The WGA has reportedly called of a meeting with some of the guild's top showrunners.

This time last month, negotiators with the Writers Guild of America and Alliance of Motion Picture and Television Producers (AMPTP) met for the first time since the WGA's strike began in May. Despite morale seemingly being high heading into the meeting, the two sides left the negotiation table further apart than when they entered. Now, it looks like WGA leadership may be tussling with some of Hollywood's top showrunners. A new report from TheWrap suggests WGA officials have cancelled a meeting with showrunners, one initially scheduled in hopes of helping guild leadership craft a potential offer the AMPTP may agree to.

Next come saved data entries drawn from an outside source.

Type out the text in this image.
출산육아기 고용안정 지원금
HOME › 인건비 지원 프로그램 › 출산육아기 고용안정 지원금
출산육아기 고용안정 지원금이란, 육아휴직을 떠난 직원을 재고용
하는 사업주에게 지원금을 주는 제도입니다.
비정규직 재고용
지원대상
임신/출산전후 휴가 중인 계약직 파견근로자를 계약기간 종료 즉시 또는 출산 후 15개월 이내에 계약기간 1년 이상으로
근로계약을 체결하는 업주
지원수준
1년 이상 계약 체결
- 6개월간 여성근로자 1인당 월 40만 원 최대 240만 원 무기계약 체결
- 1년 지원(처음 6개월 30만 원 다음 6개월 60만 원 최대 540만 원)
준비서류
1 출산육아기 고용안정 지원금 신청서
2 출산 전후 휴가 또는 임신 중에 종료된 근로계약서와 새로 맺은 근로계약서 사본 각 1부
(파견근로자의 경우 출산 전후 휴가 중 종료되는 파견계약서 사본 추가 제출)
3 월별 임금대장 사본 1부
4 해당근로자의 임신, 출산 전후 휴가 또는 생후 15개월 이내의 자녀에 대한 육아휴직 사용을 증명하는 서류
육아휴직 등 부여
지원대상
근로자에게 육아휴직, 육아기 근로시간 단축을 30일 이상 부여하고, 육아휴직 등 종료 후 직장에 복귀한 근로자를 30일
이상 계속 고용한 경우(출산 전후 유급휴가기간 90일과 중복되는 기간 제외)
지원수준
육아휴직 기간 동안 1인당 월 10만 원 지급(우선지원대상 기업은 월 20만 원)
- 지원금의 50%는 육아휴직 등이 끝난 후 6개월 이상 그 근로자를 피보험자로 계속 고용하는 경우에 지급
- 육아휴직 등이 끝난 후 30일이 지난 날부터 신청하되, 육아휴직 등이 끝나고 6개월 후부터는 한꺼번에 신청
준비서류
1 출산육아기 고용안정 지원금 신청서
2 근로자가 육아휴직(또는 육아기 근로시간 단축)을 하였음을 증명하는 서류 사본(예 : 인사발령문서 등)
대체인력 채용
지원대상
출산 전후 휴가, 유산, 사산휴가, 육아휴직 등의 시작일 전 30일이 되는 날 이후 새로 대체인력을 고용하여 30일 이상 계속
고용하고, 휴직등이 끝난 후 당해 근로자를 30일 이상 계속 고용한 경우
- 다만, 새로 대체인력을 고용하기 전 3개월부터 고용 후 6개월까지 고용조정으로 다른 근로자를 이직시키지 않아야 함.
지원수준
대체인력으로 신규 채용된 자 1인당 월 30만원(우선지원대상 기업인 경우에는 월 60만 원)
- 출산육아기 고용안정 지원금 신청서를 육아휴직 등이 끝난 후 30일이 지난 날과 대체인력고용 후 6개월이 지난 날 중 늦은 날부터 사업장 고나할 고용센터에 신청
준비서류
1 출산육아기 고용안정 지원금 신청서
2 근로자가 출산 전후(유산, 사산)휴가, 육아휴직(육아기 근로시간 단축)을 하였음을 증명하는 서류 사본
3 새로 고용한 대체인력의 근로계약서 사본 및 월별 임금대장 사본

Kenya Barris and Noah Hawley were two of the showrunners set to met with WGA negotiators before the latter canceled the meeting after a week of in-fighting. According to the trade, calls between the two sides of writers ended with shouting matches and "screaming hangups."

"The showrunners began to reach out for clarification last Tuesday, and the exchanges with WGA leadership was described to TheWrap by an individual with knowledge as intense and emotional, with phone calls between individual showrunners and guild leaders leading to fights, shouting matches and 'screaming hangups,' as the individual put it," TheWrap's Sharon Waxman reports.

After the group's latest meeting with studio heads, WGA negotiators said the AMPTP didn't arrive to negotiate, but lectured the writers on which deals they should take.

"On Monday of this week, we received an invitation to meet with Bob Iger, Donna Langley, Ted SarandosDavid Zaslav and Carol Lombardini," a WGA memo released in August reads in part. "It was accompanied by a message that it was past time to end this strike and that the companies were finally ready to bargain for a deal. We accepted that invitation and, in good faith, met tonight, in hopes that the companies were serious about getting the industry back to work. Instead, on the 113th day of the strike – and while SAG-AFTRA is walking the picket lines by our side – we were met with a lecture about how good their single and only counteroffer was. We explained all the ways in which their counter's limitations and loopholes and omissions failed to sufficiently protect writers from the existential threats that caused us to strike in the first place. We told them that a strike has a price, and that price is an answer to all – and not just some – of the problems they have created in the business."

The WGA has now been on the picket lines for over 130 days.